FATURASIZ SATIŞ NEYE YOL AÇIYOR?
Faturasız
satış yapan firma, devlete hem %18'lik KDV'yi ödemiyor hem de yaklaşık %20'lik
gelir vergisini ödemiyor. Böylece ürün maliyeti çok düşük bir seviyeye gelmiş
oluyor.
Durum
böyle olunca faturasız satanlar fiyatları minimuma çektiler ve faturalı satıp
bu işi kuralına göre yapan firmalar, bırakın az kar yapmayı, maalesef hiç
satamaz oldular.
Bunun
bir şekilde engellenmesi gerekiyor.
FATURASIZ SATIŞ ENGELLENMELİ!
Satın alınan ürünün faturası
gelmez ise, alıcı kişi pazaryerinden talep edebiliyor. Pazaryeride satıcıya
ihtarda bulunup faturanın gönderilmesini teşvik ediyor. Ama tek tek bununla
uğraşılmaz.
ÖNLEM!
En
azından pazaryerlerinde şöyle bir önlem alınabilir; ilgili platform, satıcıya,
ürünü gönderme safhasında, ürünün faturasını platform sistemine yüklemesini şart
koşabilir.
Yada
kargo firmaları ticari gönderileri fatura şartı ile kabul edebilir.
Böylece
faturasız satışların önüne geçilmiş olunur.
Ticaret
Bakanlığının 2021 verilerine göre ülkemizde yaklaşık 484.347 e-ticaret
işletmesi bulunmakta.
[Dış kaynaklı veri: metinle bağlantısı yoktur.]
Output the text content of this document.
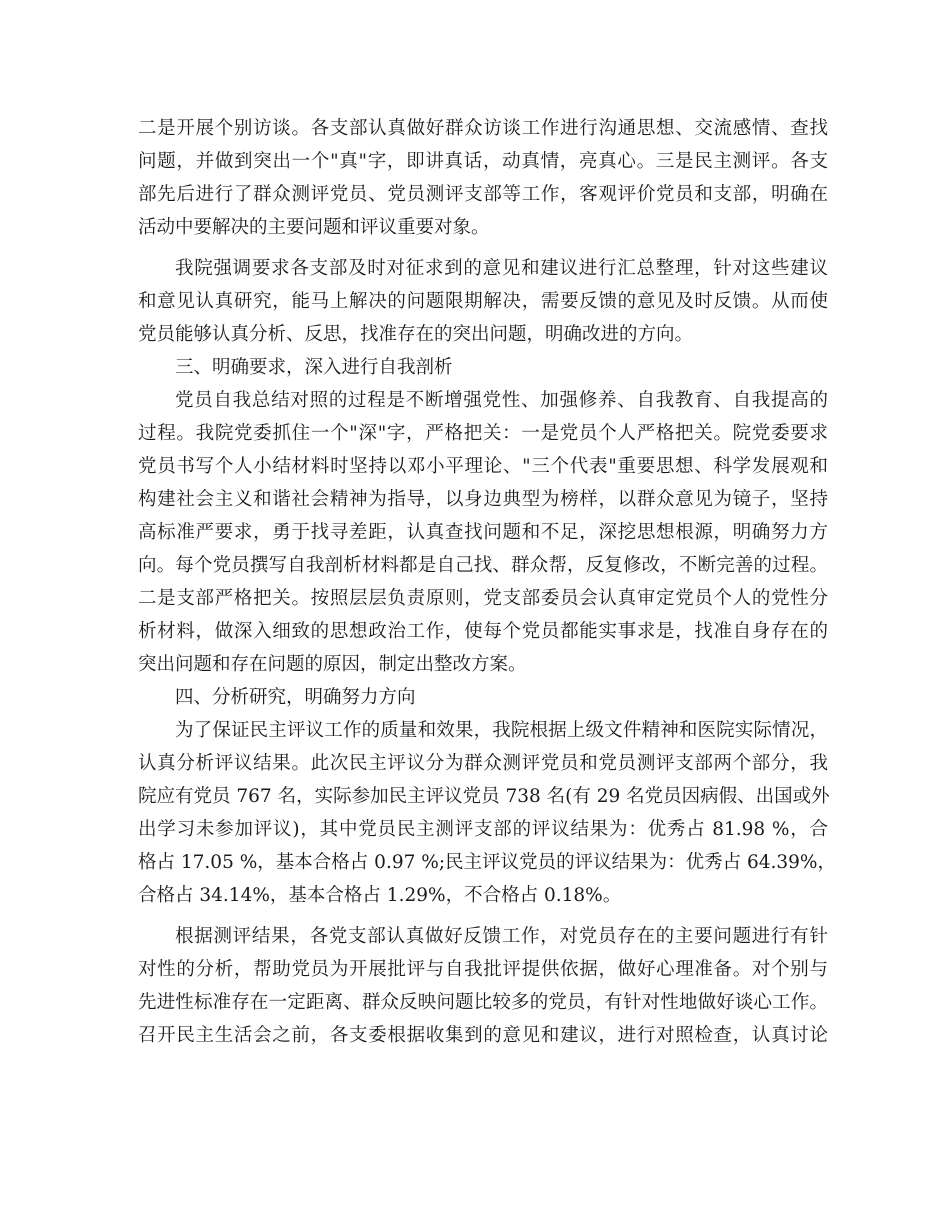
二是开展个别访谈。各支部认真做好群众访谈工作进行沟通思想、交流感情、查找
问题，并做到突出一个"真"字，即讲真话，动真情，亮真心。三是民主测评。各支
部先后进行了群众测评党员、党员测评支部等工作，客观评价党员和支部，明确在
活动中要解决的主要问题和评议重要对象。
我院强调要求各支部及时对征求到的意见和建议进行汇总整理，针对这些建议
和意见认真研究，能马上解决的问题限期解决，需要反馈的意见及时反馈。从而使
党员能够认真分析、反思，找准存在的突出问题，明确改进的方向。
三、明确要求，深入进行自我剖析
党员自我总结对照的过程是不断增强党性、加强修养、自我教育、自我提高的
过程。我院党委抓住一个"深"字，严格把关：一是党员个人严格把关。院党委要求
党员书写个人小结材料时坚持以邓小平理论、"三个代表"重要思想、科学发展观和
构建社会主义和谐社会精神为指导，以身边典型为榜样，以群众意见为镜子，坚持
高标准严要求，勇于找寻差距，认真查找问题和不足，深挖思想根源，明确努力方
向。每个党员撰写自我剖析材料都是自己找、群众帮，反复修改，不断完善的过程。
二是支部严格把关。按照层层负责原则，党支部委员会认真审定党员个人的党性分
析材料，做深入细致的思想政治工作，使每个党员都能实事求是，找准自身存在的
突出问题和存在问题的原因，制定出整改方案。
四、分析研究，明确努力方向
为了保证民主评议工作的质量和效果，我院根据上级文件精神和医院实际情况，
认真分析评议结果。此次民主评议分为群众测评党员和党员测评支部两个部分，我
院应有党员 767 名，实际参加民主评议党员 738 名(有 29 名党员因病假、出国或外
出学习未参加评议)，其中党员民主测评支部的评议结果为：优秀占 81.98 %，合
格占 17.05 %，基本合格占 0.97 %;民主评议党员的评议结果为：优秀占 64.39%，
合格占 34.14%，基本合格占 1.29%，不合格占 0.18%。
根据测评结果，各党支部认真做好反馈工作，对党员存在的主要问题进行有针
对性的分析，帮助党员为开展批评与自我批评提供依据，做好心理准备。对个别与
先进性标准存在一定距离、群众反映问题比较多的党员，有针对性地做好谈心工作。
召开民主生活会之前，各支委根据收集到的意见和建议，进行对照检查，认真讨论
Bunların 472.604 'ü pazaryerlerinde satış yapıyor. Bu
sebeple sadece pazaryerlerindeki etkili bir düzenleme ile faturasız satışların
önemli bir ölçüde önüne geçilebilinir.
Satış
yapmak için nasıl bir strateji uygulanmalıya dönecek olursak, ikinci olarak da; artık birçok farklı üründen az miktarda alıp
çeşit çeşit satayım devri bitti diyebiliriz. Bunun yerine tüm bütçeyi 1 yada
2ürün belirleyip, o ürünü ucuza ürettirip satmak daha karlı görünüyor.